Imagine being on the other side of the world, having enemy soldiers trying to kill you and finding out that, while you were in a relationship when you left for battle, you’re not going to be in one when you get home.
“I’d say a solid half of the guys in our unit had relationships and marriages that fell apart via Facebook and electronic communications during our deployment,” said retired Army Spc. Matt Marcus. “You get bad news over Facebook I think a lot easier than you get bad news over a letter.”
“The electronic ‘Dear John” letters,’” retired Army Staff Sgt. Chris Lyke, a 41-year-old Bucktown resident, added with a chuckle. “That hasn’t changed over the years.”
What has changed is how this generation of soldiers keeps in touch with their loved ones.
“We’re probably the first generation of soldiers where to a lesser or greater extent kind of connected when we were out there,” said Marcus, a 33-year-old Ukrainian Village resident.
Much like their civilian counterparts, active-duty soldiers are just as obsessed with checking their Facebook and e-mail. Even on the other side of the world, soldiers remained connected to their civilian lives.
It’s something that, even bad relationship news aside, Marcus said he feels conflicted about.
“It’s great to let your family know that you’re OK, but at the same time, it creates some problems too,” he said. “It can be an added stressor. It’s difficult to try to live the day-to-day overseas, do what you need to do. You’re constantly focused on what you’re doing. You’re in combat and you’re deployed. Now guys are running onto Facebook for five minutes and seeing they’ve got a late car payment or something or that your wife can’t find a babysitter and you’re 10,000 miles away with somebody trying to shoot rockets at you.”
This often leads to a strange phenomenon once platoons returned from one of the more remote outposts in Afghanistan to a bigger base.
“Immediately, half the guys would run to the Chow Hall to try to get some hot food, and the other half of the guys would run to the computer room to get on Facebook or something like that,” Marcus said.

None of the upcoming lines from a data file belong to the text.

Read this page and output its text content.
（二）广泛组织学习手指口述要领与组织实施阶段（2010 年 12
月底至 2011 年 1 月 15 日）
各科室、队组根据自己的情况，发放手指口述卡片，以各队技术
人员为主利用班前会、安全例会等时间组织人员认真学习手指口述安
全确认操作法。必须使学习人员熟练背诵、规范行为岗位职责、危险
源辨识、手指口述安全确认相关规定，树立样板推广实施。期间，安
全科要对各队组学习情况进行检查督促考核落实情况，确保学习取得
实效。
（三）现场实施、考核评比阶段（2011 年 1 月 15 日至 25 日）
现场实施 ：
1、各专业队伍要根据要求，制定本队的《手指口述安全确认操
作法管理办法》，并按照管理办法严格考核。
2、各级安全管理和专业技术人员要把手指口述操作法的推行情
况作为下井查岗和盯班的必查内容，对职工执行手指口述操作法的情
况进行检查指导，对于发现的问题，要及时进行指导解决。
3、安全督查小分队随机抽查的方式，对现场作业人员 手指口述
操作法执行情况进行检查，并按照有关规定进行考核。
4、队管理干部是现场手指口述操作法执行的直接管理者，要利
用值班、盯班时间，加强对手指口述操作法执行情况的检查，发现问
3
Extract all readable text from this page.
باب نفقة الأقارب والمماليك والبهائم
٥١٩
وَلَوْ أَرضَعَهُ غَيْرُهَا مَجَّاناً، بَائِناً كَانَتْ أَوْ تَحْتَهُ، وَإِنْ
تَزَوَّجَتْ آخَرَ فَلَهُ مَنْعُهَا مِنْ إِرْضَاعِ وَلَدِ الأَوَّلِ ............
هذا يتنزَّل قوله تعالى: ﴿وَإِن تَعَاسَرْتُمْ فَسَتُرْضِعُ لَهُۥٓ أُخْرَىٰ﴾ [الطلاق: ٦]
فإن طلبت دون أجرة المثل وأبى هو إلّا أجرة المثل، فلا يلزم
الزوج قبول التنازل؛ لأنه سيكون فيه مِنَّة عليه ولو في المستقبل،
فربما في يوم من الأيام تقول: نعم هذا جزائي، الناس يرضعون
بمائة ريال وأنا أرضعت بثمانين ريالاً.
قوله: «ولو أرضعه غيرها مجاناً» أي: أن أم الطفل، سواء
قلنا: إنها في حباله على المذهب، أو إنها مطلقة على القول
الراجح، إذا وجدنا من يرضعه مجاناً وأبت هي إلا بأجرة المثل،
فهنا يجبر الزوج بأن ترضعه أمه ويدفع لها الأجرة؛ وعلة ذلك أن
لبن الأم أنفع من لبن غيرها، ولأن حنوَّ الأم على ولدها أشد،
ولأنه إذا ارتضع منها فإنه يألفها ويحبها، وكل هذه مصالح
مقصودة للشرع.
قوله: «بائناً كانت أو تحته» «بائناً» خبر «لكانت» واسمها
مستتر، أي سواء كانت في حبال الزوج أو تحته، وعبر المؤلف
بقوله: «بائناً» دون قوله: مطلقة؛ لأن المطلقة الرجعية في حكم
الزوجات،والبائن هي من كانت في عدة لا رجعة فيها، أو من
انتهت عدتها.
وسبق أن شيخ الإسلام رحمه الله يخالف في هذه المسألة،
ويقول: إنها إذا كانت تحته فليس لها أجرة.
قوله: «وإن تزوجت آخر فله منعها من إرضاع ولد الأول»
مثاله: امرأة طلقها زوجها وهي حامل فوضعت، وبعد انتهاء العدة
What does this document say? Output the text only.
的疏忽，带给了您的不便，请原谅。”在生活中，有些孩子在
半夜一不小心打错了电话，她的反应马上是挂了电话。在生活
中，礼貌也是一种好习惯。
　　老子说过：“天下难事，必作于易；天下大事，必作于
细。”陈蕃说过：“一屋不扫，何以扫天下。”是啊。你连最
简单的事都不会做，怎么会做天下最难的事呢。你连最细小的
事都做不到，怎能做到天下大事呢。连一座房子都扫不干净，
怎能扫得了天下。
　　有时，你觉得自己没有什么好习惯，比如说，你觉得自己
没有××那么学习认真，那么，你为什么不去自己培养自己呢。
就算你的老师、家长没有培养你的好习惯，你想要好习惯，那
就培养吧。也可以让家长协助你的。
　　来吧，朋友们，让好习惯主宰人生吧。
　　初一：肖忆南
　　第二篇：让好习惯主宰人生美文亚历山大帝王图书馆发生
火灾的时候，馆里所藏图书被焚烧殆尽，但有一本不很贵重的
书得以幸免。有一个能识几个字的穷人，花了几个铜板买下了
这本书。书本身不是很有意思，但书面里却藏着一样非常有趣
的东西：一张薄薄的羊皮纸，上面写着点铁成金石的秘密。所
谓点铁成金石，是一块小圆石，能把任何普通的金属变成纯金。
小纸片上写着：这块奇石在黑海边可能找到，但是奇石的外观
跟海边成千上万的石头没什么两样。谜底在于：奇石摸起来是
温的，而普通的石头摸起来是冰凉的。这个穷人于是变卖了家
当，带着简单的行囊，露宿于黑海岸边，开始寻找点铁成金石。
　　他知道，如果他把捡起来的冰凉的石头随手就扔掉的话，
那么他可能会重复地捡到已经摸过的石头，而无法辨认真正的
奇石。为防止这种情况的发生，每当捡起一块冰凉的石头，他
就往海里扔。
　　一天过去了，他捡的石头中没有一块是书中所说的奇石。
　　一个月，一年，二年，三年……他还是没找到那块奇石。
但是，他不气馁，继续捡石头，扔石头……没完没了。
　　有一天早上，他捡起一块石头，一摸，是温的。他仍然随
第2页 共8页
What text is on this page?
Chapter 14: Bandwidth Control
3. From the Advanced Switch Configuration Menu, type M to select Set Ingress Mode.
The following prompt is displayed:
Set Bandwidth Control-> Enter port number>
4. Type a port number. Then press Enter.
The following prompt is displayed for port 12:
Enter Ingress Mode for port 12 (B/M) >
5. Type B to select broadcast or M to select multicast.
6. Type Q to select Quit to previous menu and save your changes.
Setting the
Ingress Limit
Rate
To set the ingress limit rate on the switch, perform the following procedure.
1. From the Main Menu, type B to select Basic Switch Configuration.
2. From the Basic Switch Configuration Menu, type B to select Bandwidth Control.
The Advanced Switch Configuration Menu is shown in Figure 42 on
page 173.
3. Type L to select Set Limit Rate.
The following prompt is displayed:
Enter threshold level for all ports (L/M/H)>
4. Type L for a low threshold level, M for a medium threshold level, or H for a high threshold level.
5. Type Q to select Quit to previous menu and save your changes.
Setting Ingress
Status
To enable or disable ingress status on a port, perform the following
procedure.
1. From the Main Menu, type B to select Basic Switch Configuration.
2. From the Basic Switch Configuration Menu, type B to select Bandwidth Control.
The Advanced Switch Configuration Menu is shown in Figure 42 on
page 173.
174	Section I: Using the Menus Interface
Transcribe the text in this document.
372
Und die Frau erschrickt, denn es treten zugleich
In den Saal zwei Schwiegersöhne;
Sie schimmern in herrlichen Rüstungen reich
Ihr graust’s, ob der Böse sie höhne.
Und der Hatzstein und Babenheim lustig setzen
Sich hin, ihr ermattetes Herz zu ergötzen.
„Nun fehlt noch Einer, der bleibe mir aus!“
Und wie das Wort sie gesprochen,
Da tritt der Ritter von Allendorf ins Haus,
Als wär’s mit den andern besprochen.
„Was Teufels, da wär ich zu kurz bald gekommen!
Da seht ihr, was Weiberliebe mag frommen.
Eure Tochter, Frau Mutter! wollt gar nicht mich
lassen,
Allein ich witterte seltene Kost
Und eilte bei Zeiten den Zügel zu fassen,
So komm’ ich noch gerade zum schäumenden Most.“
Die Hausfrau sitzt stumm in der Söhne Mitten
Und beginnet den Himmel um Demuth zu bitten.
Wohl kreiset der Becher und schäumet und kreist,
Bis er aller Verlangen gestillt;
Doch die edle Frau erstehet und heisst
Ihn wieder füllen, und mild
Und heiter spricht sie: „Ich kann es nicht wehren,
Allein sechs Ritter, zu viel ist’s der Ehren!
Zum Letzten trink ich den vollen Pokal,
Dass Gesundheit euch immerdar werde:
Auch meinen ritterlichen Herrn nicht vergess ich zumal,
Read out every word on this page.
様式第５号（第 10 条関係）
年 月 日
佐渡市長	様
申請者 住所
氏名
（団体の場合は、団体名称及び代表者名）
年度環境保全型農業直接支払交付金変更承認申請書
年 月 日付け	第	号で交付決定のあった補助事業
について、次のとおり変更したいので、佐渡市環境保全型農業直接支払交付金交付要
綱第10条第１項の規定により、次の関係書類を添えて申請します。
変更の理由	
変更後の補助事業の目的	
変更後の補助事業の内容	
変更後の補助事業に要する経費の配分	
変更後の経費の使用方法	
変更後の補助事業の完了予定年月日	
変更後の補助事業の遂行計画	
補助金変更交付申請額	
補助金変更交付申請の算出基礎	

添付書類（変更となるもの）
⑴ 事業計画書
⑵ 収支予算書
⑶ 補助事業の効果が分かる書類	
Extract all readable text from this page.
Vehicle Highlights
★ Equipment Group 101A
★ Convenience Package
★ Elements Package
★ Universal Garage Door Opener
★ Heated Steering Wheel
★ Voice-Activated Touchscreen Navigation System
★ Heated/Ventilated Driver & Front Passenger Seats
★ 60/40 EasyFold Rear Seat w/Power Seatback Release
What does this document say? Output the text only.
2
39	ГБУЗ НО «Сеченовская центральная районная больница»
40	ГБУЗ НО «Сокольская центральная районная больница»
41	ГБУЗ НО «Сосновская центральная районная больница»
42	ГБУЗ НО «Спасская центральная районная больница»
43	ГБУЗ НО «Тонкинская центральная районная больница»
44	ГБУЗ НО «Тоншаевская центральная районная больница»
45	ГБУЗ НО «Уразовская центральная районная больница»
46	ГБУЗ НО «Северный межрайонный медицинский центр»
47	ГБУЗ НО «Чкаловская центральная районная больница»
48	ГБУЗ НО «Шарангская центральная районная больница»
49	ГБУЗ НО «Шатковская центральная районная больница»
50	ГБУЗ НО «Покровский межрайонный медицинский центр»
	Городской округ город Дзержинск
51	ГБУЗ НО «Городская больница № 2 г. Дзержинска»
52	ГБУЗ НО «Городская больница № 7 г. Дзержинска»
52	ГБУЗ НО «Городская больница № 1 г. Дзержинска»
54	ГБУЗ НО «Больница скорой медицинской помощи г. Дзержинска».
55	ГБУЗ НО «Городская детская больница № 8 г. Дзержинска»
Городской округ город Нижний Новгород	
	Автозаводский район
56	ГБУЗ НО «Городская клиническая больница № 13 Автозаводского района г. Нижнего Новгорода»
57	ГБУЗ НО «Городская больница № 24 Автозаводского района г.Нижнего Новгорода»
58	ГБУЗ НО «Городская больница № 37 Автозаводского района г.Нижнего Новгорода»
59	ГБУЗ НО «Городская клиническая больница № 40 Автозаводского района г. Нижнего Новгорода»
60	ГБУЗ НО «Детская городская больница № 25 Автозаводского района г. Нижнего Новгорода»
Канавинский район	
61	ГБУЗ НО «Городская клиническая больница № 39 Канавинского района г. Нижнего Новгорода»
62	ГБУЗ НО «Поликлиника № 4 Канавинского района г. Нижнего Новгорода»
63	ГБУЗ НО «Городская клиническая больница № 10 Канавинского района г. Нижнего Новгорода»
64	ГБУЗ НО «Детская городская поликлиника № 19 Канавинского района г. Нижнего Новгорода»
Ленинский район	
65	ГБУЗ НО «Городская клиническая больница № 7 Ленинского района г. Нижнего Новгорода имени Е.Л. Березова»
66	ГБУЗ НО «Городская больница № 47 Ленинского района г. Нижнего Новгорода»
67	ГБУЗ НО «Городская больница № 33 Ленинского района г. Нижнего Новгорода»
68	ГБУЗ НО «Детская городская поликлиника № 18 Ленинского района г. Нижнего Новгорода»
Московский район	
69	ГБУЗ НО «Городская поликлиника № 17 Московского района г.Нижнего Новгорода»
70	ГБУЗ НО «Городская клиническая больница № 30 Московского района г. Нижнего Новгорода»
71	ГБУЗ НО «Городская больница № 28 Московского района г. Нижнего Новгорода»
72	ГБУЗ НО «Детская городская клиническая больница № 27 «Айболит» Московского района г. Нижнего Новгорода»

That’s because it wasn’t always available, especially when platoons found themselves in some of the most remote areas of the world.
“For the first three quarters (of our deployment), we were literally on the side of a mountain (in Afghanistan),” Lyke said. “We had outhouses and we slept in tents so we didn’t really have computers other than the military ones. I think the last quarter of the deployment, we got a couple computers, and the line was always six or seven people deep for guys to e-mail and to Facebook what was happening.”
On the rare opportunity they’d get a line to the outside world at one of the most remote outposts, sometimes things would happen to cut it off.
“We had that for a little while at the outpost that we were at until somebody blew up one of the cell phone towers,” Marcus said.
Just because you can communicate instantaneously with someone from 10,000 miles away doesn’t necessarily make that the preferred method of doing it though.
Marcus said he gained a new appreciation for traditional forms of communications while deployed.
“It was the strangest thing,” he said. “I found myself handwriting letters and mailing them back home constantly.”
Doing so helped him better express himself and gave him an outlet he wouldn’t have otherwise had on the battlefield.
“For me, it was taking the time, a thoughtful process of just writing a messy handwritten letter in the middle of the night with a flashlight as opposed to trying to do it on a computer, something like that,” he said. “It just felt more authentic. It was a way to get sort of the day out of me a little bit.”